Murder accused denies shaking baby

A man accused of murdering his ex-fiancée’s baby seven years ago denied losing his temper and shaking the child, a court has heard.

Philip Doyle (aged 34) of Tinakilly, Aughrim, Co Wicklow has pleaded not guilty at the Central Criminal Court to murdering three-and-a-half-month-old Ross Murphy at Creagh Demesne, Gorey, Co Wexford on April 5, 2005.

The jury has been watching videos of Garda interviews with the accused after he was arrested on April 27, 2005.

In a fourth interview, gardaí put it to Mr Doyle that State Pathologist Professor Marie Farrell said injuries were consistent with vigorous shaking of the baby.

The painter and decorator was asked if he would agree with Prof Cassidy and whether he shook the baby but he denied that he had.

Mr Doyle, who has two children of his own from a previous relationship, also denied losing his temper with the child and told gardaí he did not let him fall.

He was also asked if something had fallen on the baby’s head to which he replied: “No, definitely not.”

Mr Doyle told gardaí in earlier interviews that the baby was swinging his head from side to side and vomiting.

The trial has previously heard the accused told gardaí in a later interview that he tripped on the corner of a mat and fell on a timber floor with the child in his arms.
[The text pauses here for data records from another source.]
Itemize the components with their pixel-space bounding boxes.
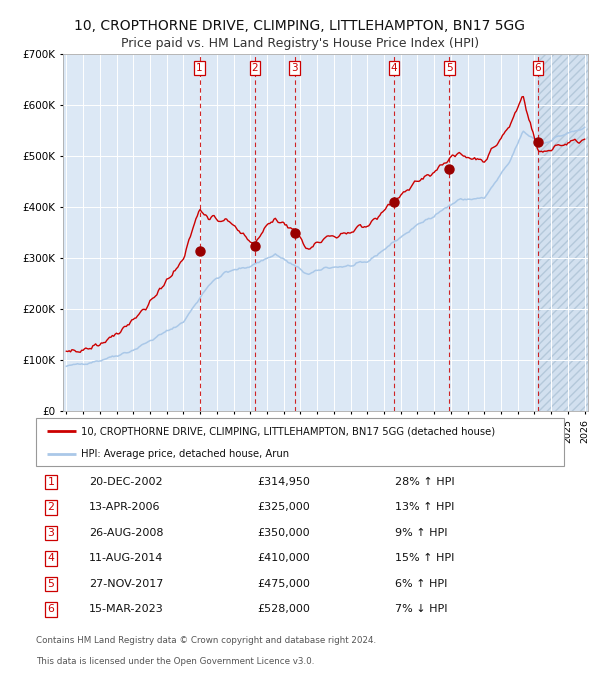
Text: Price paid vs. HM Land Registry's House Price Index (HPI): Price paid vs. HM Land Registry's House … [121,37,479,50]
Text: £475,000: £475,000 [258,579,311,589]
Text: £410,000: £410,000 [258,554,311,564]
Text: £314,950: £314,950 [258,477,311,487]
Text: 4: 4 [47,554,54,564]
Text: 10, CROPTHORNE DRIVE, CLIMPING, LITTLEHAMPTON, BN17 5GG: 10, CROPTHORNE DRIVE, CLIMPING, LITTLEHA… [74,19,526,33]
Text: 15-MAR-2023: 15-MAR-2023 [89,605,164,615]
Text: 3: 3 [291,63,298,73]
Text: HPI: Average price, detached house, Arun: HPI: Average price, detached house, Arun [81,449,289,459]
Bar [538,54,588,411]
Text: 10, CROPTHORNE DRIVE, CLIMPING, LITTLEHAMPTON, BN17 5GG (detached house): 10, CROPTHORNE DRIVE, CLIMPING, LITTLEHA… [81,426,495,436]
Text: 6: 6 [535,63,541,73]
Text: 1: 1 [47,477,54,487]
FancyBboxPatch shape [36,418,564,466]
Text: 2: 2 [251,63,258,73]
Text: 27-NOV-2017: 27-NOV-2017 [89,579,163,589]
Bar [538,54,588,411]
Text: 6% ↑ HPI: 6% ↑ HPI [395,579,448,589]
Text: 7% ↓ HPI: 7% ↓ HPI [395,605,448,615]
Text: 20-DEC-2002: 20-DEC-2002 [89,477,163,487]
Text: 6: 6 [47,605,54,615]
Text: 15% ↑ HPI: 15% ↑ HPI [395,554,454,564]
Text: 28% ↑ HPI: 28% ↑ HPI [395,477,455,487]
Text: £325,000: £325,000 [258,503,311,513]
Text: Contains HM Land Registry data © Crown copyright and database right 2024.: Contains HM Land Registry data © Crown c… [36,636,376,645]
Text: This data is licensed under the Open Government Licence v3.0.: This data is licensed under the Open Gov… [36,658,314,666]
Text: 3: 3 [47,528,54,538]
Text: 5: 5 [47,579,54,589]
Text: 26-AUG-2008: 26-AUG-2008 [89,528,163,538]
Text: £528,000: £528,000 [258,605,311,615]
Text: 13-APR-2006: 13-APR-2006 [89,503,160,513]
Text: 1: 1 [196,63,203,73]
Text: 2: 2 [47,503,54,513]
Text: 5: 5 [446,63,453,73]
Text: 4: 4 [391,63,398,73]
Text: 13% ↑ HPI: 13% ↑ HPI [395,503,454,513]
Text: £350,000: £350,000 [258,528,310,538]
Text: 11-AUG-2014: 11-AUG-2014 [89,554,163,564]
Text: 9% ↑ HPI: 9% ↑ HPI [395,528,448,538]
Mr Doyle originally told gardaí the baby’s mother Leona Murphy was in the house at the time the baby became ill on April 3, 2005.

Inspector Sean Clince told the court he formed the opinion Mr Doyle was alone with the child when the baby suffered his injures.

He said he suspected Mr Doyle was responsible for the injuries to the baby and he was arrested at 7.55am on April 27, 2005.

The court heard he was arrested on suspicion of assault causing harm to Ross Murphy on April 3, 2005.

When he was arrested Insp Clince said Mr Doyle had nothing to say and was taken to Gorey Garda Station.

He said he was taken to an interview room with Detective Garda Ian Hayes and was given a notice of his rights including his right to see and solicitor with whom he had at least one consultation.

The court has heard the baby was initially taken to Wexford General Hospital on March 31, 2005 because he was ‘lifeless’ and getting sick on the bed.

The baby was kept in for observation because of a rash on his neck and released on Sunday April 3 but returned to the hospital that evening in cardiac arrest.

He was rushed to Our Lady’s Children’s Hospital Crumlin in the early hours of the next morning but died the next day.

The trial continues before a jury of six men and five women on Tuesday presided over by Mr Justice Patrick McCarthy.